Anthropic prépare un ipo de 60 milliards $ pour éclipser openai en bourse
C’est la course à 60 milliards qui commence. Anthropic, le laboratoire californien derrière le chatbot Claude, aurait fixé octobre comme ligne de départ pour son entrée en Bourse. Dans les couloirs de Wall Street, Goldman Sachs, JPMorgan et Morgan Stanley se déjà bousculent pour figurer au frontispice d’une opération qui, selon nos sources, vise un ticket supérieur à 60 milliards de dollars.
Les frères amodei jouent leur va-tout avant openai
Depuis leur démission d’OpenAI en 2021, Dario et Daniel Amodei ont bâti une forteresse de 38 milliards de valorisation en trois ans. Une ronde folle de 30 milliards levée en février, co-tirée par le fonds émirati MGX, leur a permis de s’offrir les puces de Google, Amazon, Microsoft et Nvidia. Le tout pour nourrir des modèles qu’ils promettent « plus alignés » que ceux de leur ancienne maison.
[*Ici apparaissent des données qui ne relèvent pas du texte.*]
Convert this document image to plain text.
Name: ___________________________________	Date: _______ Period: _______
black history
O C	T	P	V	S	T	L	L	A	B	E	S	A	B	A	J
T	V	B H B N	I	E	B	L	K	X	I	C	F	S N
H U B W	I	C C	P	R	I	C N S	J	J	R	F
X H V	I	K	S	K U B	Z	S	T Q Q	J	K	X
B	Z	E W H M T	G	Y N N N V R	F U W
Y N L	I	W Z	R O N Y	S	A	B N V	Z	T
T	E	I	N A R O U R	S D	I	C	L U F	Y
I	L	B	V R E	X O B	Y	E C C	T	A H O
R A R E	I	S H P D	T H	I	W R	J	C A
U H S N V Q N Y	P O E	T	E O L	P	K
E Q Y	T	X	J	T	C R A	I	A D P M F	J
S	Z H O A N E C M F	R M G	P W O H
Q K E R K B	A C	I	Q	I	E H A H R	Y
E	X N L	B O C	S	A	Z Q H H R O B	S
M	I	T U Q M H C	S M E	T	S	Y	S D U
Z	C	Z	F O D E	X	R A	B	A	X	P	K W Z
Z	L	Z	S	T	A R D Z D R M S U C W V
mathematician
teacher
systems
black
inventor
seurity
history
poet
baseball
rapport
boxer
Mais la promesse a un prix. Refuser de vendre Claude à la surveillance de masse ou à l’armement autonome a valu à Anthropic un traitement de « menace pour la chaîne d’approvisionnement nationale » par le Pentagone. Une étiquette que Washington réserve d’ordinaire à des adversaires étrangers. Résultat : un blackout administratif qui, sans la décision d’un juge fédéral jeudi, aurait coûté à la start-up « des milliards » de contrats, m’a confié un proche du dossier.

Le pentagone voit rouge, la bourse voit vert
Ironie du calendrier : le même jour où la justice bloquait l’interdiction gouvernementale, les banques d’affaires recevaient le mémo des frères Amodei. Le message est limpide : on passe à la vitesse supérieure avant qu’OpenAI ne fasse de même. Car Sam Altman prépare aussi son S-1, et la hiérarchie des valuations pourrait se jouer à quelques semaines près.
Le pari est immense. Anthropic s’est engagé à dépenser 50 milliards pour construire ses propres data centers américains. Une infrastructure censée justifier le prix de l’action, mais qui alourdit la facture énergétique et la pression réglementaire. « Ils doivent monétiser maintenant ou laisse rattraper par des modèles open-source qui coûtent dix fois moins », résume un VP trading qui a déjà testé les book-builders.
À l’autre bout du fil, le silence est de rigueur. Goldman, JPMorgan et Anthropic refusent de commenter. Trop tôt pour briser la magie d’un road-show qui, s’il réussit, fera entrer la Silicon Valley dans l’ère des duels à 100 milliards. Le premier round est prévu à la cloche de la Nasdaq, entre deux earnings de Microsoft et de Google. Place au spectacle.